A nerve block is administered by inserting an intravenous (IV) catheter into areas of the body near nerves that would transmit pain messages to the brain. This is also known as regional anesthesia. Nerve blocks are an alternative to PCA pumps. After one to two days, your doctor will remove the catheter and you can begin taking pain medicines by mouth if they’re needed.
People who’ve received nerve blocks report higher satisfaction and fewer adverse events than those who’ve used a PCA pump. However, nerve blocks still have risks that include infection, allergic reaction, and bleeding. The nerve block also causes you to lose control of the muscles of the lower leg. This may slow your physical therapy and ability to walk.
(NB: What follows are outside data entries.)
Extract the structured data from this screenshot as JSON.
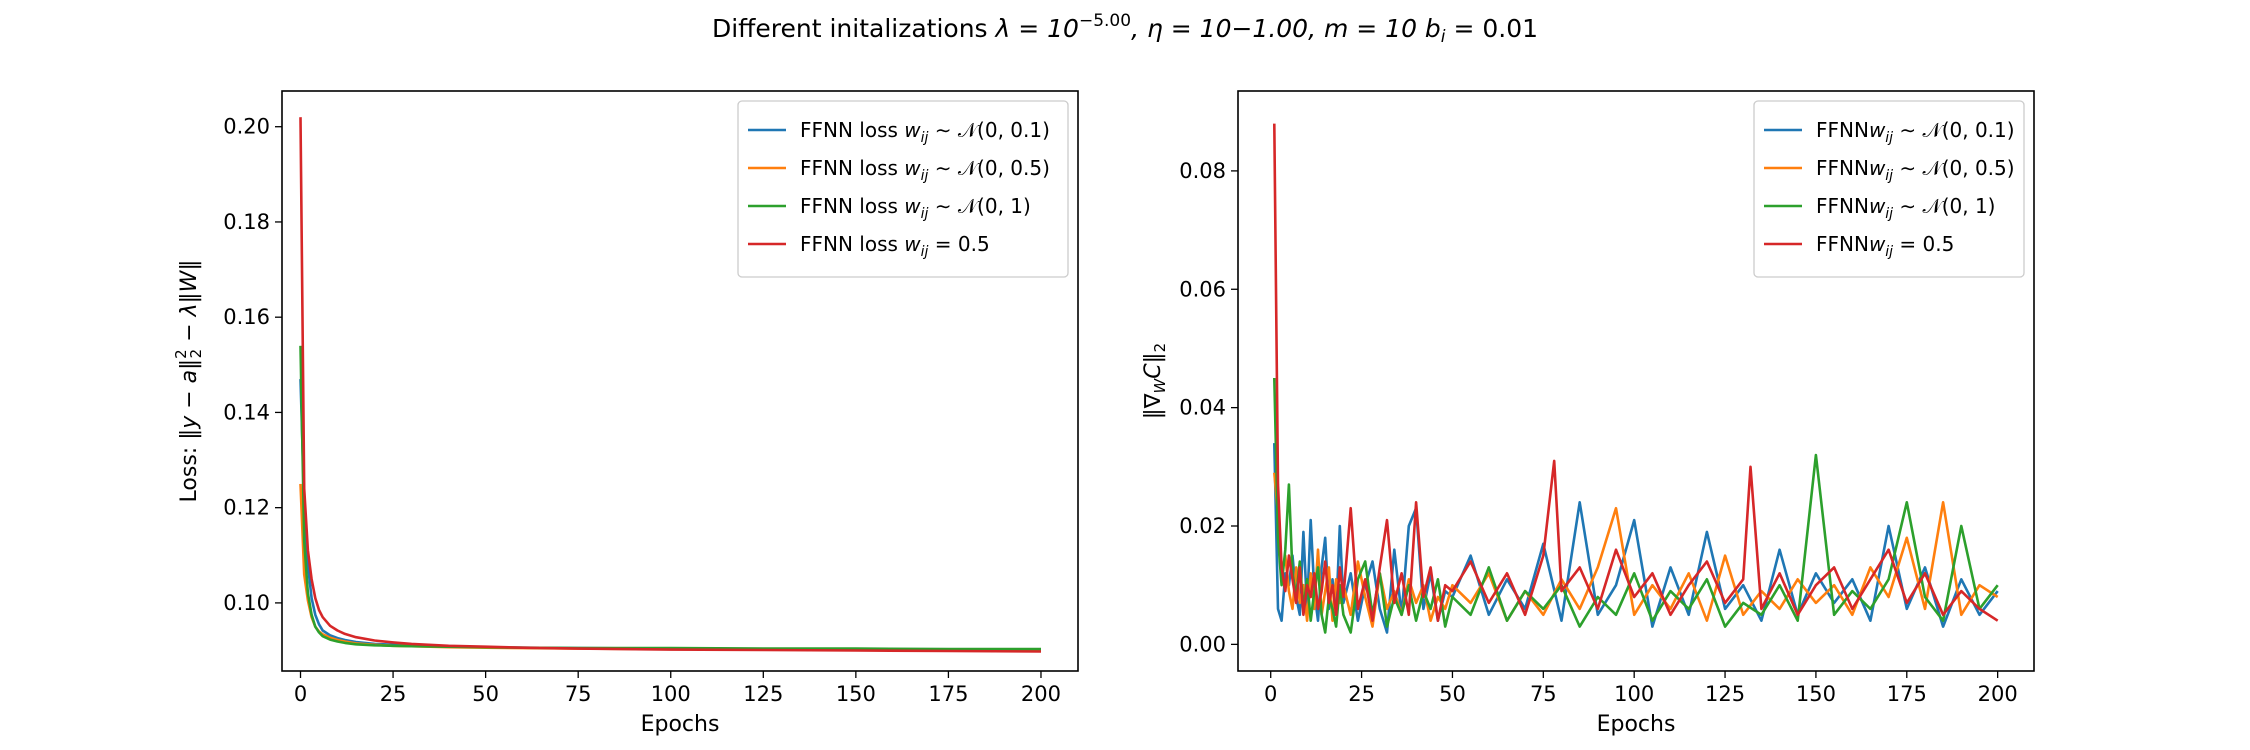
{
  "figure": {
    "suptitle_prefix": "Different initalizations ",
    "suptitle_lambda": "λ = 10",
    "suptitle_lambda_exp": "−5.00",
    "suptitle_rest": ", η = 10−1.00, m = 10  b",
    "suptitle_bsub": "i",
    "suptitle_bval": " = 0.01"
  },
  "colors": {
    "series1": "#1f77b4",
    "series2": "#ff7f0e",
    "series3": "#2ca02c",
    "series4": "#d62728"
  },
  "chart_data": [
    {
      "type": "line",
      "panel": "left",
      "xlabel": "Epochs",
      "ylabel_prefix": "Loss: ‖y − a‖",
      "ylabel_sub": "2",
      "ylabel_sup": "2",
      "ylabel_suffix": " − λ‖W‖",
      "xlim": [
        -5,
        210
      ],
      "ylim": [
        0.0857,
        0.2075
      ],
      "xticks": [
        0,
        25,
        50,
        75,
        100,
        125,
        150,
        175,
        200
      ],
      "yticks": [
        0.1,
        0.12,
        0.14,
        0.16,
        0.18,
        0.2
      ],
      "ytick_labels": [
        "0.10",
        "0.12",
        "0.14",
        "0.16",
        "0.18",
        "0.20"
      ],
      "legend_placement": "upper right",
      "series": [
        {
          "name": "FFNN loss w_ij ∼ 𝒩(0, 0.1)",
          "legend_prefix": "FFNN loss ",
          "legend_math": "w",
          "legend_sub": "ij",
          "legend_rest": " ∼ 𝒩(0, 0.1)",
          "color_key": "series1",
          "x": [
            0,
            1,
            2,
            3,
            4,
            5,
            6,
            8,
            10,
            12,
            15,
            20,
            25,
            30,
            40,
            50,
            60,
            75,
            100,
            125,
            150,
            175,
            200
          ],
          "y": [
            0.147,
            0.121,
            0.108,
            0.101,
            0.0975,
            0.0955,
            0.0942,
            0.0932,
            0.0926,
            0.0922,
            0.0918,
            0.0914,
            0.0912,
            0.0911,
            0.0909,
            0.0907,
            0.0906,
            0.0905,
            0.0904,
            0.0903,
            0.0903,
            0.0902,
            0.0902
          ]
        },
        {
          "name": "FFNN loss w_ij ∼ 𝒩(0, 0.5)",
          "legend_prefix": "FFNN loss ",
          "legend_math": "w",
          "legend_sub": "ij",
          "legend_rest": " ∼ 𝒩(0, 0.5)",
          "color_key": "series2",
          "x": [
            0,
            1,
            2,
            3,
            4,
            5,
            6,
            8,
            10,
            12,
            15,
            20,
            25,
            30,
            40,
            50,
            60,
            75,
            100,
            125,
            150,
            175,
            200
          ],
          "y": [
            0.125,
            0.106,
            0.1005,
            0.097,
            0.095,
            0.094,
            0.0934,
            0.0927,
            0.0922,
            0.0919,
            0.0915,
            0.0912,
            0.091,
            0.0909,
            0.0907,
            0.0906,
            0.0905,
            0.0904,
            0.0903,
            0.0902,
            0.0901,
            0.09,
            0.0899
          ]
        },
        {
          "name": "FFNN loss w_ij ∼ 𝒩(0, 1)",
          "legend_prefix": "FFNN loss ",
          "legend_math": "w",
          "legend_sub": "ij",
          "legend_rest": " ∼ 𝒩(0, 1)",
          "color_key": "series3",
          "x": [
            0,
            1,
            2,
            3,
            4,
            5,
            6,
            8,
            10,
            12,
            15,
            20,
            25,
            30,
            40,
            50,
            60,
            75,
            100,
            125,
            150,
            175,
            200
          ],
          "y": [
            0.154,
            0.113,
            0.102,
            0.0975,
            0.095,
            0.0938,
            0.093,
            0.0923,
            0.0919,
            0.0916,
            0.0913,
            0.0911,
            0.091,
            0.0909,
            0.0908,
            0.0907,
            0.0906,
            0.0905,
            0.0905,
            0.0904,
            0.0904,
            0.0903,
            0.0903
          ]
        },
        {
          "name": "FFNN loss w_ij = 0.5",
          "legend_prefix": "FFNN loss ",
          "legend_math": "w",
          "legend_sub": "ij",
          "legend_rest": " = 0.5",
          "color_key": "series4",
          "x": [
            0,
            1,
            2,
            3,
            4,
            5,
            6,
            8,
            10,
            12,
            15,
            20,
            25,
            30,
            40,
            50,
            60,
            75,
            100,
            125,
            150,
            175,
            200
          ],
          "y": [
            0.202,
            0.124,
            0.111,
            0.105,
            0.101,
            0.0985,
            0.097,
            0.0952,
            0.0942,
            0.0935,
            0.0928,
            0.0921,
            0.0917,
            0.0914,
            0.091,
            0.0908,
            0.0906,
            0.0904,
            0.0902,
            0.0901,
            0.09,
            0.0899,
            0.0898
          ]
        }
      ]
    },
    {
      "type": "line",
      "panel": "right",
      "xlabel": "Epochs",
      "ylabel_prefix": "‖∇",
      "ylabel_math_sub": "W",
      "ylabel_mid": "C‖",
      "ylabel_sub": "2",
      "xlim": [
        -9,
        210
      ],
      "ylim": [
        -0.0045,
        0.0935
      ],
      "xticks": [
        0,
        25,
        50,
        75,
        100,
        125,
        150,
        175,
        200
      ],
      "yticks": [
        0.0,
        0.02,
        0.04,
        0.06,
        0.08
      ],
      "ytick_labels": [
        "0.00",
        "0.02",
        "0.04",
        "0.06",
        "0.08"
      ],
      "legend_placement": "upper right",
      "series": [
        {
          "name": "FFNN w_ij ∼ 𝒩(0, 0.1)",
          "legend_prefix": "FFNN",
          "legend_math": "w",
          "legend_sub": "ij",
          "legend_rest": " ∼ 𝒩(0, 0.1)",
          "color_key": "series1",
          "x": [
            1,
            2,
            3,
            4,
            5,
            6,
            7,
            8,
            9,
            10,
            11,
            12,
            13,
            14,
            15,
            16,
            17,
            18,
            19,
            20,
            22,
            24,
            26,
            28,
            30,
            32,
            34,
            36,
            38,
            40,
            42,
            44,
            46,
            48,
            50,
            55,
            60,
            65,
            70,
            75,
            80,
            85,
            90,
            95,
            100,
            105,
            110,
            115,
            120,
            125,
            130,
            135,
            140,
            145,
            150,
            155,
            160,
            165,
            170,
            175,
            180,
            185,
            190,
            195,
            200
          ],
          "y": [
            0.034,
            0.006,
            0.004,
            0.012,
            0.01,
            0.015,
            0.008,
            0.005,
            0.019,
            0.006,
            0.021,
            0.009,
            0.004,
            0.013,
            0.018,
            0.006,
            0.011,
            0.005,
            0.02,
            0.007,
            0.012,
            0.004,
            0.01,
            0.014,
            0.006,
            0.002,
            0.016,
            0.005,
            0.02,
            0.023,
            0.006,
            0.012,
            0.004,
            0.009,
            0.008,
            0.015,
            0.005,
            0.011,
            0.006,
            0.017,
            0.004,
            0.024,
            0.005,
            0.01,
            0.021,
            0.003,
            0.013,
            0.005,
            0.019,
            0.006,
            0.01,
            0.004,
            0.016,
            0.005,
            0.012,
            0.007,
            0.011,
            0.004,
            0.02,
            0.006,
            0.013,
            0.003,
            0.011,
            0.005,
            0.009
          ]
        },
        {
          "name": "FFNN w_ij ∼ 𝒩(0, 0.5)",
          "legend_prefix": "FFNN",
          "legend_math": "w",
          "legend_sub": "ij",
          "legend_rest": " ∼ 𝒩(0, 0.5)",
          "color_key": "series2",
          "x": [
            1,
            2,
            3,
            4,
            5,
            6,
            7,
            8,
            9,
            10,
            11,
            12,
            13,
            14,
            15,
            16,
            17,
            18,
            19,
            20,
            22,
            24,
            26,
            28,
            30,
            32,
            34,
            36,
            38,
            40,
            42,
            44,
            46,
            48,
            50,
            55,
            60,
            65,
            70,
            75,
            80,
            85,
            90,
            95,
            100,
            105,
            110,
            115,
            120,
            125,
            130,
            135,
            140,
            145,
            150,
            155,
            160,
            165,
            170,
            175,
            180,
            185,
            190,
            195,
            200
          ],
          "y": [
            0.029,
            0.022,
            0.012,
            0.015,
            0.009,
            0.006,
            0.013,
            0.007,
            0.01,
            0.004,
            0.012,
            0.006,
            0.016,
            0.005,
            0.009,
            0.013,
            0.004,
            0.011,
            0.007,
            0.01,
            0.005,
            0.014,
            0.008,
            0.003,
            0.012,
            0.006,
            0.009,
            0.005,
            0.011,
            0.007,
            0.01,
            0.004,
            0.008,
            0.006,
            0.01,
            0.007,
            0.012,
            0.004,
            0.009,
            0.005,
            0.011,
            0.006,
            0.013,
            0.023,
            0.005,
            0.01,
            0.006,
            0.012,
            0.004,
            0.015,
            0.005,
            0.009,
            0.006,
            0.011,
            0.007,
            0.01,
            0.005,
            0.013,
            0.008,
            0.018,
            0.006,
            0.024,
            0.005,
            0.01,
            0.008
          ]
        },
        {
          "name": "FFNN w_ij ∼ 𝒩(0, 1)",
          "legend_prefix": "FFNN",
          "legend_math": "w",
          "legend_sub": "ij",
          "legend_rest": " ∼ 𝒩(0, 1)",
          "color_key": "series3",
          "x": [
            1,
            2,
            3,
            4,
            5,
            6,
            7,
            8,
            9,
            10,
            11,
            12,
            13,
            14,
            15,
            16,
            17,
            18,
            19,
            20,
            22,
            24,
            26,
            28,
            30,
            32,
            34,
            36,
            38,
            40,
            42,
            44,
            46,
            48,
            50,
            55,
            60,
            65,
            70,
            75,
            80,
            85,
            90,
            95,
            100,
            105,
            110,
            115,
            120,
            125,
            130,
            135,
            140,
            145,
            150,
            155,
            160,
            165,
            170,
            175,
            180,
            185,
            190,
            195,
            200
          ],
          "y": [
            0.045,
            0.018,
            0.01,
            0.016,
            0.027,
            0.012,
            0.008,
            0.014,
            0.006,
            0.011,
            0.004,
            0.009,
            0.013,
            0.005,
            0.002,
            0.008,
            0.006,
            0.003,
            0.01,
            0.005,
            0.002,
            0.011,
            0.014,
            0.005,
            0.012,
            0.003,
            0.008,
            0.005,
            0.01,
            0.004,
            0.009,
            0.006,
            0.011,
            0.003,
            0.008,
            0.005,
            0.013,
            0.004,
            0.009,
            0.006,
            0.01,
            0.003,
            0.008,
            0.005,
            0.012,
            0.004,
            0.009,
            0.006,
            0.011,
            0.003,
            0.007,
            0.005,
            0.01,
            0.004,
            0.032,
            0.005,
            0.009,
            0.006,
            0.011,
            0.024,
            0.008,
            0.004,
            0.02,
            0.006,
            0.01
          ]
        },
        {
          "name": "FFNN w_ij = 0.5",
          "legend_prefix": "FFNN",
          "legend_math": "w",
          "legend_sub": "ij",
          "legend_rest": " = 0.5",
          "color_key": "series4",
          "x": [
            1,
            2,
            3,
            4,
            5,
            6,
            7,
            8,
            9,
            10,
            11,
            12,
            13,
            14,
            15,
            16,
            17,
            18,
            19,
            20,
            22,
            24,
            26,
            28,
            30,
            32,
            34,
            36,
            38,
            40,
            42,
            44,
            46,
            48,
            50,
            55,
            60,
            65,
            70,
            75,
            78,
            80,
            85,
            90,
            95,
            100,
            105,
            110,
            115,
            120,
            125,
            130,
            132,
            135,
            140,
            145,
            150,
            155,
            160,
            165,
            170,
            175,
            180,
            185,
            190,
            195,
            200
          ],
          "y": [
            0.088,
            0.027,
            0.013,
            0.009,
            0.015,
            0.011,
            0.007,
            0.013,
            0.005,
            0.01,
            0.008,
            0.012,
            0.006,
            0.009,
            0.014,
            0.007,
            0.01,
            0.005,
            0.013,
            0.008,
            0.023,
            0.006,
            0.011,
            0.004,
            0.013,
            0.021,
            0.007,
            0.012,
            0.005,
            0.024,
            0.008,
            0.013,
            0.004,
            0.01,
            0.009,
            0.014,
            0.007,
            0.012,
            0.005,
            0.015,
            0.031,
            0.009,
            0.013,
            0.006,
            0.016,
            0.008,
            0.012,
            0.005,
            0.01,
            0.014,
            0.007,
            0.011,
            0.03,
            0.006,
            0.012,
            0.005,
            0.01,
            0.013,
            0.006,
            0.011,
            0.016,
            0.007,
            0.012,
            0.005,
            0.009,
            0.006,
            0.004
          ]
        }
      ]
    }
  ]
}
This is a newer medication for pain relief that a doctor injects into the surgical site. Also known as Exparel, this medicine releases a continuous analgesic to relieve pain for up to 72 hours after your procedure. This medication may be prescribed along with other pain medications.
Having a knee replacement surgery increases your risk for blood clots after surgery. Blood clots are extremely dangerous because they can lodge in the heart or brain, resulting in a heart attack or stroke. A blood clot is known as a deep vein thrombosis (DVT). You’re at an increased risk of a DVT after surgery for the following reasons:
- Your bones and soft tissue release proteins that aid in clotting during surgery.
- You’re immobile during the surgery, which can promote the development of blood clots.
- You don’t move around as much as you usually do after surgery.
Your doctor will prescribe medications and techniques to reduce the risk of blood clots after surgery. These could include:
- compression stockings, which you wear on your calves or thighs
- sequential compression devices, which gently squeeze your legs to promote blood return
- aspirin, which is an over-the-counter pain reliever that also thins your blood
- low-molecular-weight heparin, which you can receive by injection or through a continuous IV infusion
- other injectable anticlotting medications, such as fondaparinux (Arixtra) or enoxaparin (Lovenox)
- other oral medications besides aspirin, such as warfarin (Coumadin) and rivaroxaban (Xarelto)
There are several medications currently awaiting FDA approval to prevent postoperative blood clots. Examples include ximelagatran and razaxaban.
What medication your doctor prescribes often depends on your medical history, allergies, and risk of bleeding. Moving around shortly after your knee surgery is another great way to prevent blood clots and can enhance your recovery.
In addition to medications to reduce pain and risks of blood clots after knee replacement, your doctor may prescribe other medications meant to minimize the side effects of anesthesia and pain medicines.
In one study, an estimated 55 percent of patients in the hospital needed treatment for nausea, vomiting, or constipation. Your doctor may prescribe antinausea medications, such as ondansetron (Zofran) or promethazine (Phenergan), if you experience nausea. Your doctor may also prescribe medications for constipation or stool softeners, such as:
- docusate sodium (Colace)
- bisacodyl (Dulcolax)
- polyethylene glycol (Miralax)
Your may also receive additional medications if you need them. This could include a nicotine patch if you smoke.
Knee replacement surgery may temporarily cause pain, but the procedure can offer long-term pain reduction and greater mobility. Medications are available to keep your pain to a minimum, which can improve your mobility after surgery.